アントリュースの息子と昨日12人のアテナ軍の戦士と戦ったフレイアに勝てるわけがない・・・
ヘカテーは五人の神に言った。
「あなた達は、決闘を承諾してしまったから私には止められないです」
「ちょちょっと待ってください、店に来て席が空いてるか聞いただけですよ」
「アテナの戦士が戦いを承諾した後に断るのは、戦いの神への侮辱になります」
ヘカテーが説明をしていると、付き人の一人がいなくなっていた。
店の表に出てこの五人の神との決闘を始めようとしたとき、この神たちの上官が二人で現れた。
そのオーラと大きな傷跡からして戦場で相当強い敵と戦ってきたことが感じられた。
普通の傷跡なら治療魔法で完全に治せるが呪いをかけて斬られた傷跡は、呪いをかけた者よりも強い神聖の力でなければ直せない。

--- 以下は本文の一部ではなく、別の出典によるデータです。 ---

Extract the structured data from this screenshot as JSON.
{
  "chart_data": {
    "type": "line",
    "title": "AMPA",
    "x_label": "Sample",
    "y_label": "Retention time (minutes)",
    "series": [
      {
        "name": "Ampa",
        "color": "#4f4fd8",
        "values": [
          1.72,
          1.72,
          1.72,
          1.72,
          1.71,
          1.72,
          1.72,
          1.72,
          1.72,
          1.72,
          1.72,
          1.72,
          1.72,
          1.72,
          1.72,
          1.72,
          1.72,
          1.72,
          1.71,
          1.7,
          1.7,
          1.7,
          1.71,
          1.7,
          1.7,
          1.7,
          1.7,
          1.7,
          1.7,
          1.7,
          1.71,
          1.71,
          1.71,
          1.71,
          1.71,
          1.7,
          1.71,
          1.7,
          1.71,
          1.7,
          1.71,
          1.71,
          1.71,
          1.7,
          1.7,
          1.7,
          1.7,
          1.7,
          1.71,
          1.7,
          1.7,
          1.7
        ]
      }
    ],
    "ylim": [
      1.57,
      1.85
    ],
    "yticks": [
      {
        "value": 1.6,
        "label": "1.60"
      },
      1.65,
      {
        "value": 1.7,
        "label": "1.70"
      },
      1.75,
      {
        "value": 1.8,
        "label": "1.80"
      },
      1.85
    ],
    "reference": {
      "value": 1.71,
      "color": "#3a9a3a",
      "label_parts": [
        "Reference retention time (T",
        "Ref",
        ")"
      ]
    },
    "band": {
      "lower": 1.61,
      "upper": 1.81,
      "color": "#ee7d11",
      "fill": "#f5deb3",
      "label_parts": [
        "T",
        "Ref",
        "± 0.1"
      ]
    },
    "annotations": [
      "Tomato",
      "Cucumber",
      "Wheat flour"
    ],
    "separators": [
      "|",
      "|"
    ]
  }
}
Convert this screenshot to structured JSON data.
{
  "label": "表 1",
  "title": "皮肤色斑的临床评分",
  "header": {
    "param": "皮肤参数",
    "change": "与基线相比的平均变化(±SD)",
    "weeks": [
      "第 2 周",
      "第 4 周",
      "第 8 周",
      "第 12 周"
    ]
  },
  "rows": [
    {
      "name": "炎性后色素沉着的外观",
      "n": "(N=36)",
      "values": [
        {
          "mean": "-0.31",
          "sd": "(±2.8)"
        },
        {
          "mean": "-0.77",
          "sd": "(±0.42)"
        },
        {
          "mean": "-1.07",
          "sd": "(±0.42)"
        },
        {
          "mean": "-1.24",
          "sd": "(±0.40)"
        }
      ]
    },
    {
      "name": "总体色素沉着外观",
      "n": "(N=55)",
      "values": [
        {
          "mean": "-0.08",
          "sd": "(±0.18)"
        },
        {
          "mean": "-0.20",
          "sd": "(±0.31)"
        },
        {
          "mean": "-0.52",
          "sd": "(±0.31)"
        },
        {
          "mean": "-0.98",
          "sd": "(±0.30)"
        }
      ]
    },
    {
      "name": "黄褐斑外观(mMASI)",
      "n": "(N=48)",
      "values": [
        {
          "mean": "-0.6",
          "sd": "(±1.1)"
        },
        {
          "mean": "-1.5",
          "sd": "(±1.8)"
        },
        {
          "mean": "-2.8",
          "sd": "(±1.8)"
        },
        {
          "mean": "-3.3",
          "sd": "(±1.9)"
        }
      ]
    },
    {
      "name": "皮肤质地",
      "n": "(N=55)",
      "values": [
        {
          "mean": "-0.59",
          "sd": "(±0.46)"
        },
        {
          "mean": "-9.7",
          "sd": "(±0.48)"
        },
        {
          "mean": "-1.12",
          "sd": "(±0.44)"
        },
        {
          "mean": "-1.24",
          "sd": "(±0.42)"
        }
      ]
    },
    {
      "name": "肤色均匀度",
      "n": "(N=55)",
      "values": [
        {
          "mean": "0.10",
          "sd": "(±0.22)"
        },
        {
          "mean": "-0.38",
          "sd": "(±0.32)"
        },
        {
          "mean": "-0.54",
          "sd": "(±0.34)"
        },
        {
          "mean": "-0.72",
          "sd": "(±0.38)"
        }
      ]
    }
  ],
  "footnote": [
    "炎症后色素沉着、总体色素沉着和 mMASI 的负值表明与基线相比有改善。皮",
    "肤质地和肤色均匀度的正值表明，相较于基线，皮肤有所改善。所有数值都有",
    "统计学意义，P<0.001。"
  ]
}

「うちの部下が騒ぎを起こしたみたいで面白そうだから見に来てやったぞ」
「隊長、助けてください」
「それは、無理だなお前が死ねば部下を殺された敵討ちで、俺がこの二人と戦えるから、早く死ね」
隊長と副隊長は、アントリュースの息子を殺せば有名になると思いヘカテーの付き人から聞き急いでここに来た。
夢は、その隊長の傷跡を見ていた。
僕が呪いをかけて斬ったらすぐに治るのかな?
試してみたくなった。
アミスとりゅう、ルビーとサファイアもようやく出番がきたかと戦闘体制に入っていた。
夢が一歩前に出た。
夢が本気になり、紅い瞳が光り、背中から光の粒子が溢れて翼になった。
周りの神々の中には、このオーラに気づいた者もいた。
これは、アントリュース!?
夢が、大きく剣を振ると景色に大きな亀裂が入り五人の神の体はが引き裂かれた。
二人の上官が夢の力を知ったときには、遅かった。
隊長と副隊長の体にも大きな傷ができて血を流していた。
二人は、すぐに治療魔法を使ったが治らなかった。
「何だおじさん達、弱かったんだね」
二人は、まさか子供の神にこれだけの力があるとは思ってもいなかった。
「おじさん試したい技があるんだけどいいかな?」
「いや、俺は、休憩中だからこの副隊長とやってくれ」
「私は今、休憩に入たばかりなので隊長からどうぞ」
会話しているところに突然二本の矢が立て続けに飛んできて隊長と副隊長の眉間に突き刺さった。
夢は、一歩も動けないどころか気配さえ気づけなかった。
夢の後から巨大なオーラを感じた。
夢はこの矢とオーラを知っている。
金色の弓矢を持った美少年が歩み寄ってきた。